Chronique

Carrier / Lambert / Edwards / von Schlippenbach

Unwalled

Label / Distribution : Fundacja Słuchaj

François Carrier et Michel Lambert ont toujours été globe-trotters [1]. Leurs voyages les ont souvent conduits en Europe où, de la Russie à la banlieue de Londres, leur musique libre et farouche a toujours résonné de la plus belle des façons. La force de l’intimité n’est pas celle de l’habitude : entre le saxophone alto et le batteur si musical, il y a des traits communs, des lignes régulièrement crayonnées, mais toujours de la nouveauté et de l’inédit. Avec le présent quartet, la doublette canadienne retrouve une vieille connaissance à la contrebasse. John Edwards tourne avec Carrier et Lambert depuis plus de dix ans : la relation entre la batterie de Michel Lambert et le Britannique est d’une fluidité rare. On entend, au sein de « Unwalled », le morceau-titre, un dialogue fugace et d’une rare intensité. Il y a une vraie urgence dans ce nouvel orchestre ; elle tient beaucoup au jeu très impulsif de François Carrier, mais également à l’identité du dernier membre du quartet, le pianiste Alexander von Schlippenbach, figure tutélaire évidente de toute cette scène.
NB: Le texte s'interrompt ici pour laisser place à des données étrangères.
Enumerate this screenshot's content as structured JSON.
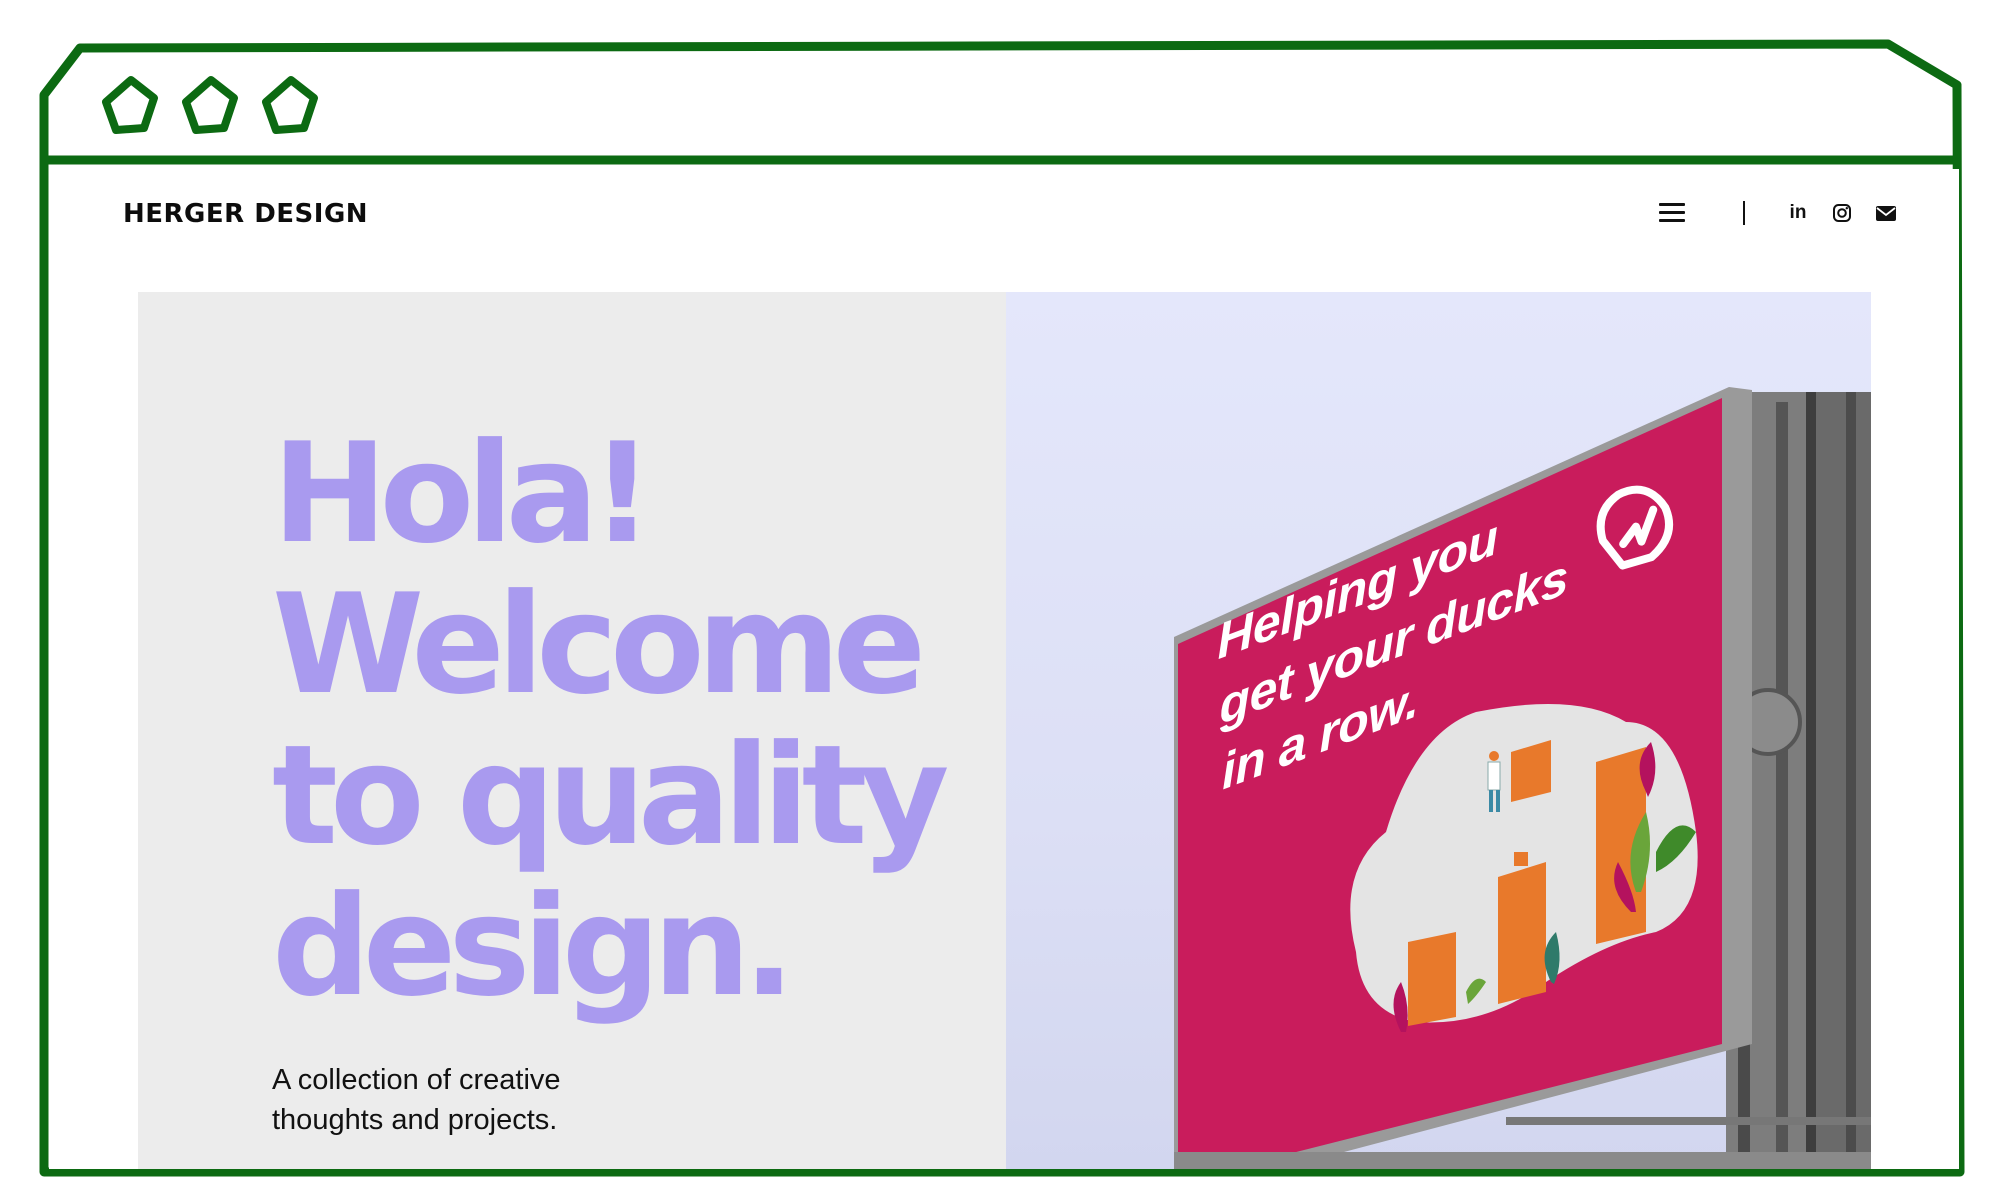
{
  "site": {
    "logo": "HERGER DESIGN"
  },
  "header": {
    "icons": [
      "menu-icon",
      "linkedin-icon",
      "instagram-icon",
      "email-icon"
    ],
    "linkedin_label": "in"
  },
  "hero": {
    "heading_lines": [
      "Hola!",
      "Welcome",
      "to quality",
      "design."
    ],
    "tagline_lines": [
      "A collection of creative",
      "thoughts and projects."
    ],
    "billboard_lines": [
      "Helping you",
      "get your ducks",
      "in a row."
    ]
  },
  "colors": {
    "frame": "#0c6a12",
    "heading": "#a99aef",
    "billboard": "#c91c5c",
    "bars": "#e8792b",
    "hero_left_bg": "#ececec",
    "sky": "#e2e5fa"
  }
}
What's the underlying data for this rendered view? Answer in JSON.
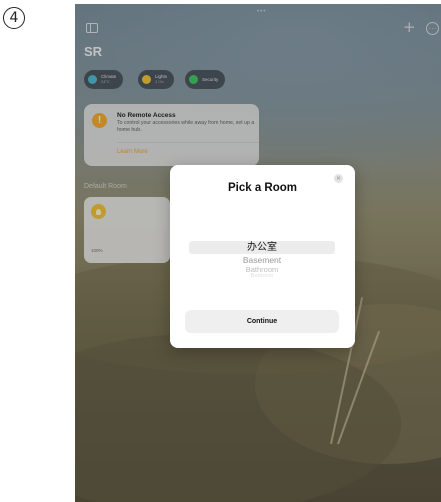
{
  "step_badge": "4",
  "header": {
    "home_name": "SR",
    "top_indicator": "•••"
  },
  "chips": [
    {
      "label": "Climate",
      "sub": "24°C",
      "color": "#3db9d3"
    },
    {
      "label": "Lights",
      "sub": "1 On",
      "color": "#f3c12a"
    },
    {
      "label": "Security",
      "sub": "",
      "color": "#34c759"
    }
  ],
  "alert": {
    "title": "No Remote Access",
    "body": "To control your accessories while away from home, set up a home hub.",
    "link": "Learn More"
  },
  "room_section": {
    "label": "Default Room"
  },
  "accessory": {
    "name": "",
    "status": "100%"
  },
  "dialog": {
    "title": "Pick a Room",
    "close_glyph": "×",
    "rooms": [
      "办公室",
      "Basement",
      "Bathroom",
      "Bedroom"
    ],
    "continue_label": "Continue"
  },
  "colors": {
    "accent": "#f0a022",
    "alert_icon": "#f5a623"
  }
}
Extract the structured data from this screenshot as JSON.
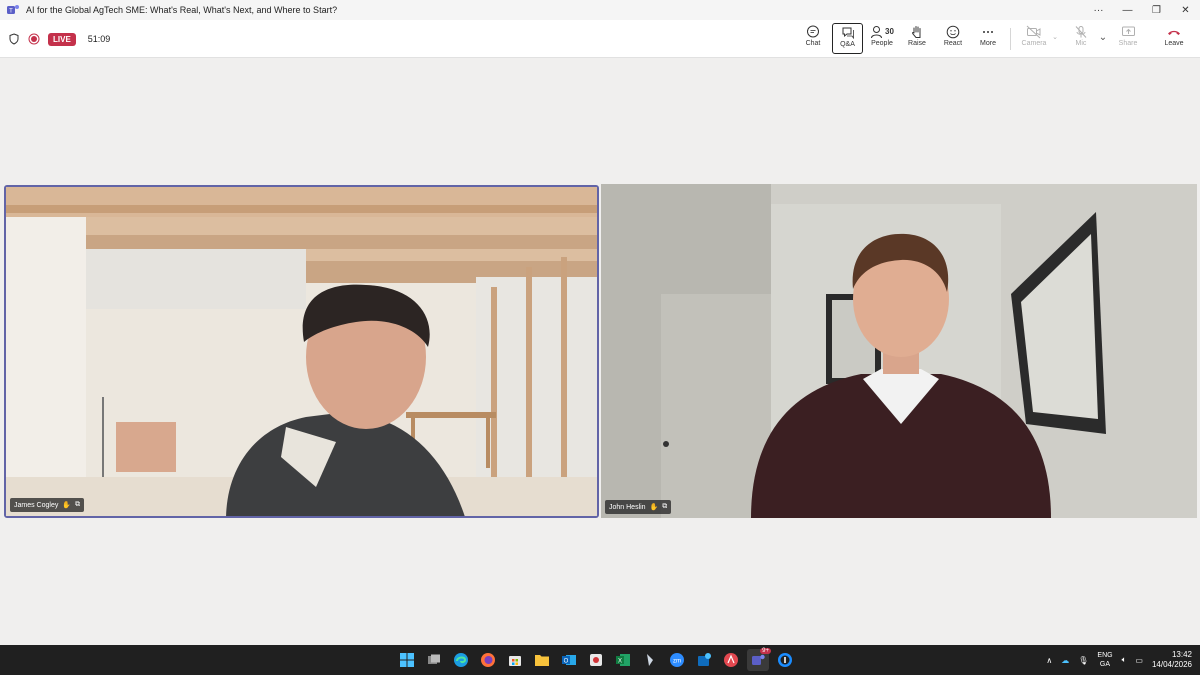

La rencontre est explosive et d’une grande élégance, à l’image de « The Play of What is » que le pianiste commence dans un dialogue à petites touches avec le saxophone, avant de laisser l’archet d’Edwards encadrer les débats. Le résultat est à la fois plein de douceur et d’incertitude ; tout peut basculer à chaque instant, s’échauffer voire se consumer lorsque le saxophone devient plus dur. Et puis revenir à un calme instable dès que la contrebasse reprend le dessus. Rien n’est définitif : il y a une synergie qui offre toutes les mutations possibles, et le goût pour l’immédiateté. Lorsque Alexander von Schlippenbach prend le dessus, un dialogue nerveux se crée avec la batterie de Lambert. La relation entre ces deux-là met le feu aux poudres. C’est le cœur de « Yes Road », l’un des morceaux les plus tendus de ce Unwalled.

Plus qu’un évènement, la rencontre entre les brillants voyageurs canadiens et la légende de la musique improvisée européenne, ce disque paru presque naturellement sur le label polonais de la Fundacja Słuchaj consacre aussi la régularité du duo Lambert et Carrier. Lorsqu’on écoute « Yes Road », mais surtout « Empty Mess », on peut juger de la qualité de leurs échanges. La structure même du quartet est un gage de liberté pour François Carrier. Davantage que dans d’autres formations, il souffle un vent furieux sur ce très bel album, marqué par la magie de la fidélité. Un enregistrement remarquable.